3) Adult population rarely get antibody titers checked, and thus, the majority of the population's immunization coverage for "booster" shots is POOR. I believe this is self-explanatory in how it relates to the first two problems.

So while the media, health authorities, and pharmaceutical companies focus on childhood vaccination rates, it's no wonder why, especially for a contagious disease such as measles, we will always have questionable herd immunity rates that will not stop measles outbreaks from happening.


joejoe

So what the Phd. is really saying without understanding that the cancer rates are going to align with the autism rates in about 13 years according to Dr.Seneff of MIT (1 in 2) you would think that something would click in her head and realize that vaccines can possibly be the cause of both.

Hans Litten

Posted by: Thomas Petrie | March 01, 2017 at 09:28 AM

1 in 68 . really ?

its 2% isn't it ? Or greater !
I say its one in every classroom . 1 in 30 .
and as for damaged its 1 in every 1 that takes vaccines .

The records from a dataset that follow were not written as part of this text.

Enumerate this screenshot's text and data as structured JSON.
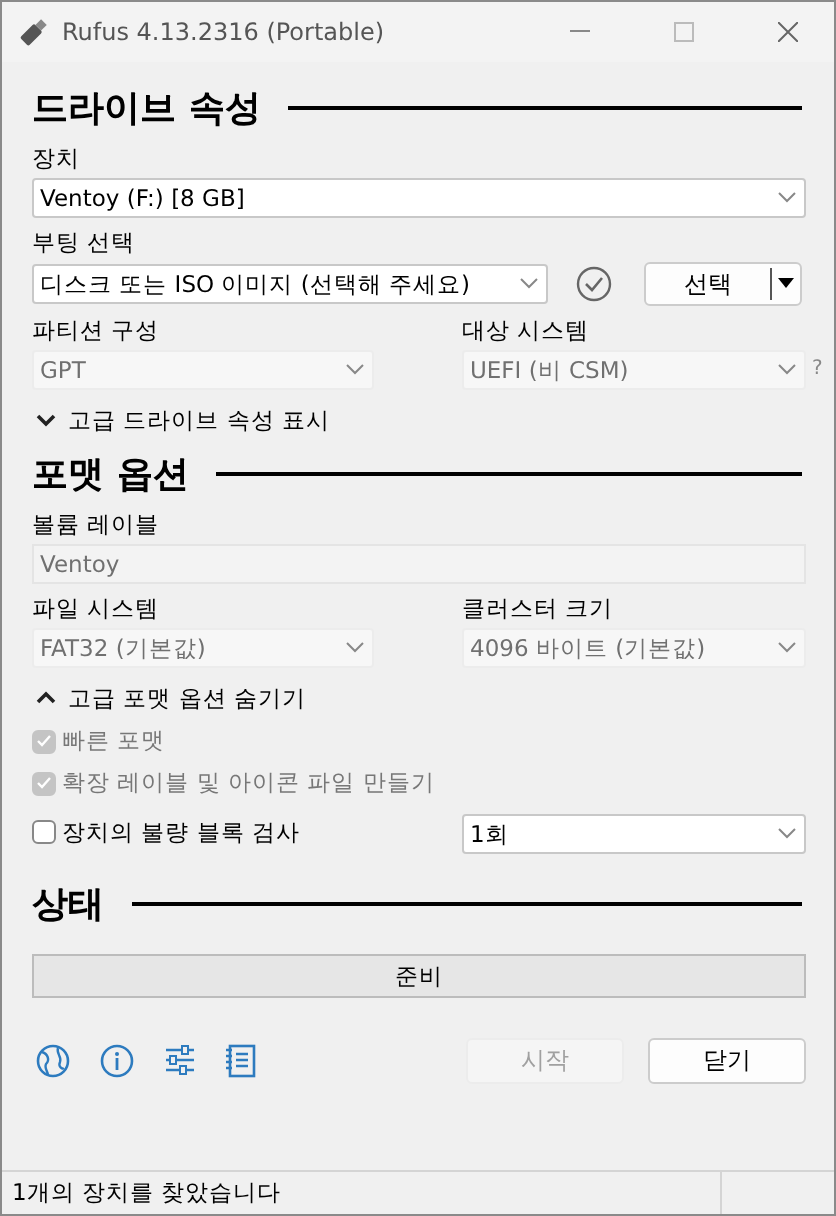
{
  "window": {
    "title": "Rufus 4.13.2316 (Portable)"
  },
  "drive_properties": {
    "heading": "드라이브 속성",
    "device": {
      "label": "장치",
      "value": "Ventoy (F:) [8 GB]",
      "disabled": false
    },
    "boot_selection": {
      "label": "부팅 선택",
      "value": "디스크 또는 ISO 이미지 (선택해 주세요)",
      "disabled": false
    },
    "select_button": {
      "label": "선택"
    },
    "partition_scheme": {
      "label": "파티션 구성",
      "value": "GPT",
      "disabled": true
    },
    "target_system": {
      "label": "대상 시스템",
      "value": "UEFI (비 CSM)",
      "disabled": true
    },
    "help": "?",
    "advanced_toggle": {
      "label": "고급 드라이브 속성 표시",
      "expanded": false
    }
  },
  "format_options": {
    "heading": "포맷 옵션",
    "volume_label": {
      "label": "볼륨 레이블",
      "value": "Ventoy",
      "disabled": true
    },
    "file_system": {
      "label": "파일 시스템",
      "value": "FAT32 (기본값)",
      "disabled": true
    },
    "cluster_size": {
      "label": "클러스터 크기",
      "value": "4096 바이트 (기본값)",
      "disabled": true
    },
    "advanced_toggle": {
      "label": "고급 포맷 옵션 숨기기",
      "expanded": true
    },
    "checks": [
      {
        "label": "빠른 포맷",
        "checked": true,
        "disabled": true
      },
      {
        "label": "확장 레이블 및 아이콘 파일 만들기",
        "checked": true,
        "disabled": true
      },
      {
        "label": "장치의 불량 블록 검사",
        "checked": false,
        "disabled": false
      }
    ],
    "passes": {
      "value": "1회",
      "disabled": false
    }
  },
  "status": {
    "heading": "상태",
    "text": "준비"
  },
  "buttons": {
    "start": {
      "label": "시작",
      "disabled": true
    },
    "close": {
      "label": "닫기",
      "disabled": false
    }
  },
  "status_bar": {
    "text": "1개의 장치를 찾았습니다"
  }
}
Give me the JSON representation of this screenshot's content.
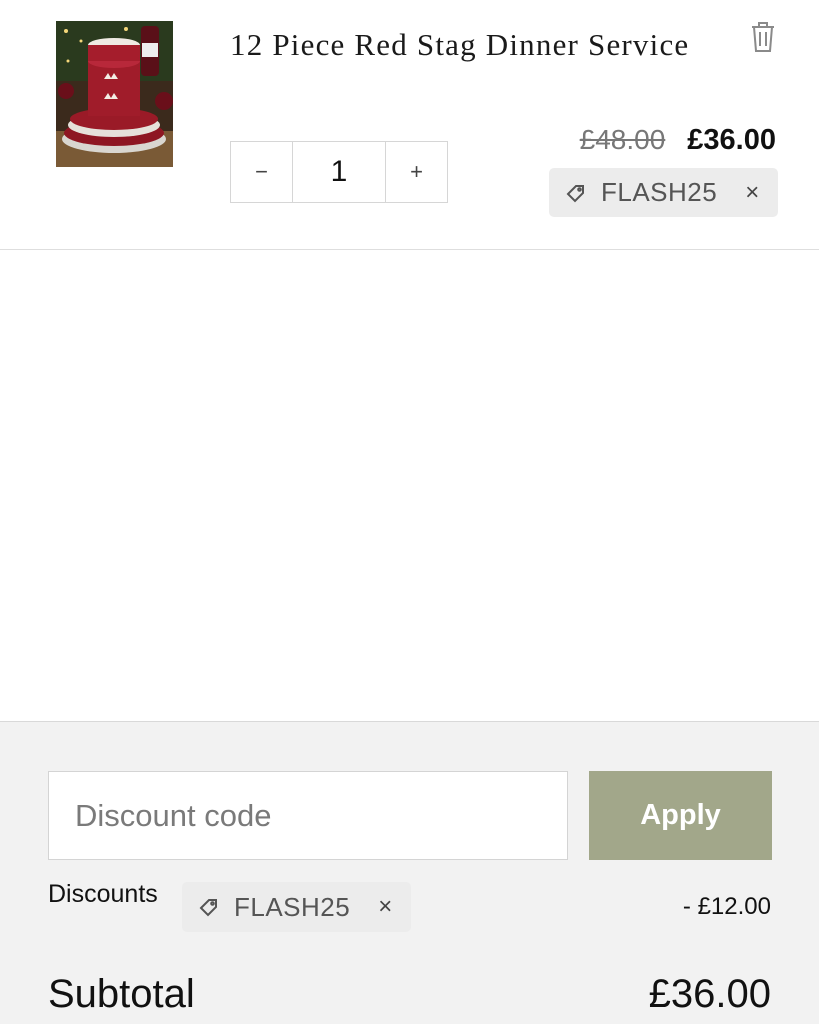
{
  "cart_item": {
    "image_icon": "product-thumbnail",
    "title": "12 Piece Red Stag Dinner Service",
    "quantity": "1",
    "decrement_label": "−",
    "increment_label": "+",
    "original_price": "£48.00",
    "sale_price": "£36.00",
    "discount_code": "FLASH25",
    "remove_code_label": "×",
    "remove_icon": "trash-icon"
  },
  "discount_form": {
    "placeholder": "Discount code",
    "value": "",
    "apply_label": "Apply"
  },
  "discounts": {
    "label": "Discounts",
    "code": "FLASH25",
    "remove_label": "×",
    "amount": "- £12.00"
  },
  "subtotal": {
    "label": "Subtotal",
    "value": "£36.00"
  },
  "colors": {
    "apply_button": "#a2a78a",
    "chip_background": "#ececec",
    "summary_background": "#f2f2f2"
  }
}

1 in 1 of the vaccinated is harmed .

annie

The holiest of holy in the world of allopathic American care is the belief that it (and it alone) has dominion over infectious disease and the C word. Combining the word vaccine and the word cancer is a high priest's wet dream. The actual scientific reality is inconsequential. This religion is will harm far mor people than it helps and we're already seeing that with HPV. Here's hoping that the REAL scientific heroes of the modern age can save us before too much damage is done.

Thomas Petrie

Yup, IF the cancer rate went from one in one hundred to one in three for men and one in four for women OVERNIGHT, there would be a huge outcry, HOWEVER, it's occurred gradually, so that there is no major panic. Ditto for Autism. 1 in 10,000 to 1 in 68? Not even covered by most of the media. Shameful is all I can say. Shameful.